Quelles relations avez-vous avec les autorités de l’Etat et l’Armée ? De plus, on note qu’il n’y a plus une grande présence militaire dans la région. Comment appréciez-vous cela ?
C’est normal. Lorsque la crise était très forte, on avait un grand nombre de militaires ici. Maintenant, il n’y a plus d’attaques, le climat de confiance revient, l’Armée commence à se replier. Avec les autorités, nous avons de très bonnes relations et sommes complémentaires. Il peut arriver que là où l’autorité administrative échoue, nous autorité coutumière, puissions réussir. Nous travaillons en parfaite harmonie. Quand il y a un problème à un endroit où je peux apporter ma contribution, j’envoie la Cour royale, qui porte mon message, et permet de régler les problèmes.
Nous avons assisté hier (Ndlr : dimanche 5 septembre 2021), à Oussouye, à une grande et belle fête, le «Bônônô». C’était une belle ambiance de fraternité. Comment l’analysez-vous ?
(Large sourire). Cela est une tradition ancestrale. La lutte traditionnelle, les compétitions entre villages, cela fait partie de notre culture. Nous avons pu unifier tout le royaume grâce à la fête de Houmeubeul, qui est organisée sous mon égide. Dès 2001, un an après mon intronisation, nous avons organisé le Houmeubeul ici, pendant 3 jours de festivités. Il y avait à l’époque un climat de tension très vive. Cette fête a permis de rassembler beaucoup de gens. Elle rassemble tous les villages du royaume, généralement pendant la deuxième quinzaine de septembre.

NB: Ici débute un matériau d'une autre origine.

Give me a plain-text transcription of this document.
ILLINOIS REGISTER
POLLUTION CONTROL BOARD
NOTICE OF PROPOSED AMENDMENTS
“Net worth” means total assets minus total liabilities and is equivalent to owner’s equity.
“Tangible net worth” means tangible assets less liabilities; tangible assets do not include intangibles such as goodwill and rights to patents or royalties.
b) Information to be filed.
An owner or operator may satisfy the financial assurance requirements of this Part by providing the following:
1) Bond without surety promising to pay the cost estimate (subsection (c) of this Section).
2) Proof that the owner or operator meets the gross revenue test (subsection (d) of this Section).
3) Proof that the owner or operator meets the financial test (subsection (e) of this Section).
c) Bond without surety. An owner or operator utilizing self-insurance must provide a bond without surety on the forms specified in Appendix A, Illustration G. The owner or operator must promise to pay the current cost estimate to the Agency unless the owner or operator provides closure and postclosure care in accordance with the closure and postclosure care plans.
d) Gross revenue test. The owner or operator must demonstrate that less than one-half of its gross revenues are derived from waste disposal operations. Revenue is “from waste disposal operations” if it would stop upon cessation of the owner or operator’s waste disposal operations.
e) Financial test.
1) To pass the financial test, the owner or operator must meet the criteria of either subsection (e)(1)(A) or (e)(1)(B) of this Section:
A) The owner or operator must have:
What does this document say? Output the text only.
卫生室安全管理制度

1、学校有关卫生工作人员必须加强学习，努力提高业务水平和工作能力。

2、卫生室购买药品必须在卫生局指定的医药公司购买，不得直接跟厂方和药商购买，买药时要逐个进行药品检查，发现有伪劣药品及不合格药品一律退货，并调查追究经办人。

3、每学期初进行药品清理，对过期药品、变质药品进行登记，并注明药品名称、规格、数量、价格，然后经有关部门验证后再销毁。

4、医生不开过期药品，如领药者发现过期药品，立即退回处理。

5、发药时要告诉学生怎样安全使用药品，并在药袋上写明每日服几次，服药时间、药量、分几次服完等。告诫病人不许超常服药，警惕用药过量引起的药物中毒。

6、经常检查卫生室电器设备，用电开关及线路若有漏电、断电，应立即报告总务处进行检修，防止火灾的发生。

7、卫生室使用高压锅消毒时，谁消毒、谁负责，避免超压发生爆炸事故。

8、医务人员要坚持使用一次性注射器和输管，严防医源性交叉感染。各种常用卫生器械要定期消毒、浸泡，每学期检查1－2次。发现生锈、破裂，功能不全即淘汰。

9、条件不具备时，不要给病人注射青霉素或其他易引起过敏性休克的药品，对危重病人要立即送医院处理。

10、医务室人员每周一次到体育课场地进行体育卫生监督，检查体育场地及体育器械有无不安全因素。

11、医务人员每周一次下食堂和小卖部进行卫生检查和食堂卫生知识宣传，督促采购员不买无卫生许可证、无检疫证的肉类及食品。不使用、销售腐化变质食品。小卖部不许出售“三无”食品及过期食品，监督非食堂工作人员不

Le Houmeubeul est d’abord une fête qui permet de prier pour un bon hivernage, et pour renforcer la paix dans le pays.
Et quand se passera le Houmeubeul cette année ?
La date n’est pas encore fixée. Elle le sera après des cérémonies dans le bois sacré.
La rébellion a causé des douleurs, avec des pertes en vies humaines dans beaucoup de familles en Casamance…
Le roi est comme le chef de famille. Quand les enfants meurent, que ce soit parmi les rebelles ou pas, c’est la famille qui perd, c’est moi le chef qui souffre. C’est pourquoi nous voulons en finir totalement avec la guerre.
La guerre entre le Mfdc et l’Armée semble être derrière nous. Mais au mois de mars dernier, les démons de la violence ont frappé et on a connu de la violence, même dans la région de la Casamance. Comment le Roi d’Oussouye voit-il cette situation ?
Nous avons toujours condamné les destructions des biens d’autrui avec les émeutes du mois de mars 2021. Nous avons aussi désapprouvé les violences à l’Université de Dakar entre les étudiants diolas et sérères. Quel que soit le niveau de mécontentement, il y a des procédures à respecter pour régler les problèmes. On ne peut rien résoudre par la violence.
Cette violence n’a pourtant pas été tellement ressentie au niveau de votre royaume. Comment cela s’explique-t-il ?
Nous avons un respect immense de la vie humaine. Ici, la vie humaine est sacrée. Faire couler du sang est puni de manière forte. Il faut, pour se libérer d’une telle faute, faire de lourds sacrifices et faire un repentir public. Au défaut, la punition est terrible. Nous ne pouvons pas chercher à sortir des affres de la rébellion pour entrer dans d’autres problèmes. Je condamne donc fermement ces violences du mois de mars 2021, les pertes en vies humaines sont intolérables ainsi que la destruction des biens d’autrui. (Ndlr : Son conseiller Souleymane Diédhiou ajoute : Vous pouvez observer que le royaume d’Oussouye a été épargné des violences de mars 2021). (Ndlr : Le roi reprit la parole). Je ne peux tolérer la violence. Et puis, comment détruire un fauteuil sur lequel on aspire s’asseoir ? Cela n’a pas de sens. Ces violences sont totalement inacceptables.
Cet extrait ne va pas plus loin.